Bombesin Antagonists for Targeting Gastrin-Releasing Peptide Receptor-Positive Tumors Design, Synthesis, Preclinical Evaluation and Optimization of Imaging Agents

Sammanfattning: This thesis is focused on the development, preclinical evaluation, and optimization of radiotracers for the detection of gastrin-releasing peptide receptor (GRPR)-expressing tumors. The work is divided into three distinct parts: (1) the development of bombesin (BN) antagonist (RM26)-based imaging radiotracers for the detection of GRPR-expressing tumors using different positron emission tomography (PET) and single photon emission computed tomography (SPECT) radionuclides (68Ga, 18F and 111In), (2) the establishment of a method to monitor the ligand-G protein-coupled receptor (GPCR) interaction in real time without requiring purification and stabilization of the receptors, and (3) the evaluation of radiopeptide structure-related factors (length of mini-PEG linker and composition of chelator for metal labeling) affecting the in vitro and in vivo characteristics of RM26-based tracers.We demonstrated the possibility of high-contrast in vivo imaging of GRPR-expressing xenografts despite the physiological expression of GRPR in abdominal organs. Fast radioactivity clearance from the blood and healthy organs, including receptor-positive organs, and long retention in the tumors resulted in high tumor-to-background ratios. A novel real-time assay for measuring the kinetics of the radiotracers targeting GPCR was evaluated. Living cells were used instead of purified receptors in this technology, bringing the developmental work one step closer to the true target environment (imaging in living systems). The comparative study of 68Ga-labeled NOTA-PEGn-RM26 with di-, tri-, tetra- and hexaethylene glycol chains demonstrated that the addition of only a few units of ethylene glycol to the spacer is insufficient to appreciably affect the biodistribution of the radiopeptide.

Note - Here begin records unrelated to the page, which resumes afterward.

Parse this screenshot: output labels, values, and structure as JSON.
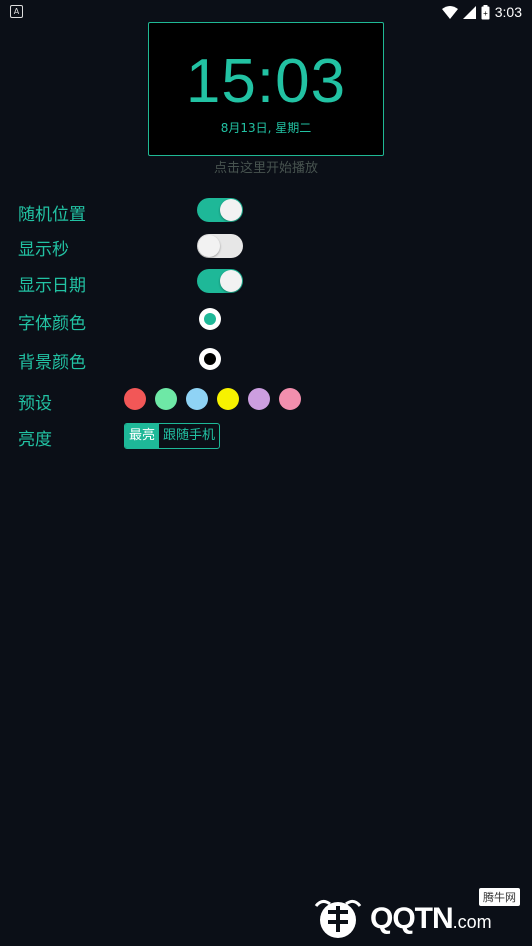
{
  "status_bar": {
    "app_icon": "A",
    "time": "3:03",
    "icons": [
      "wifi-icon",
      "signal-icon",
      "battery-icon"
    ]
  },
  "clock": {
    "time": "15:03",
    "date": "8月13日, 星期二",
    "hint": "点击这里开始播放"
  },
  "settings": {
    "random_position": {
      "label": "随机位置",
      "on": true
    },
    "show_seconds": {
      "label": "显示秒",
      "on": false
    },
    "show_date": {
      "label": "显示日期",
      "on": true
    },
    "font_color": {
      "label": "字体颜色",
      "color": "#1eb898"
    },
    "background_color": {
      "label": "背景颜色",
      "color": "#000000"
    },
    "presets": {
      "label": "预设",
      "colors": [
        "#f25757",
        "#6ee8a6",
        "#8fd3f5",
        "#f7f200",
        "#cc9ee0",
        "#f28fae"
      ]
    },
    "brightness": {
      "label": "亮度",
      "options": [
        "最亮",
        "跟随手机"
      ],
      "selected": "最亮"
    }
  },
  "watermark": {
    "text": "QQTN",
    "suffix": ".com",
    "badge": "腾牛网"
  },
  "colors": {
    "accent": "#1eb898",
    "background": "#0b0f17"
  }
}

Finally, a comparative study of 68Ga-labeled PEG2-RM26 analogs N-terminally conjugated to NOTA, NODAGA, DOTA or DOTAGA highlighted the influence of the chelator on the targeting properties of the radiopeptide.The main conclusion that can be drawn from this thesis is that 68Ga-NOTA-PEG2-RM26 has favorable biodistribution properties, such as rapid clearance from blood and tissues with physiological GRPR expression levels and long retention in GRPR-expressing tumors, and that this radiopeptide is potentially suitable for initial clinical investigation.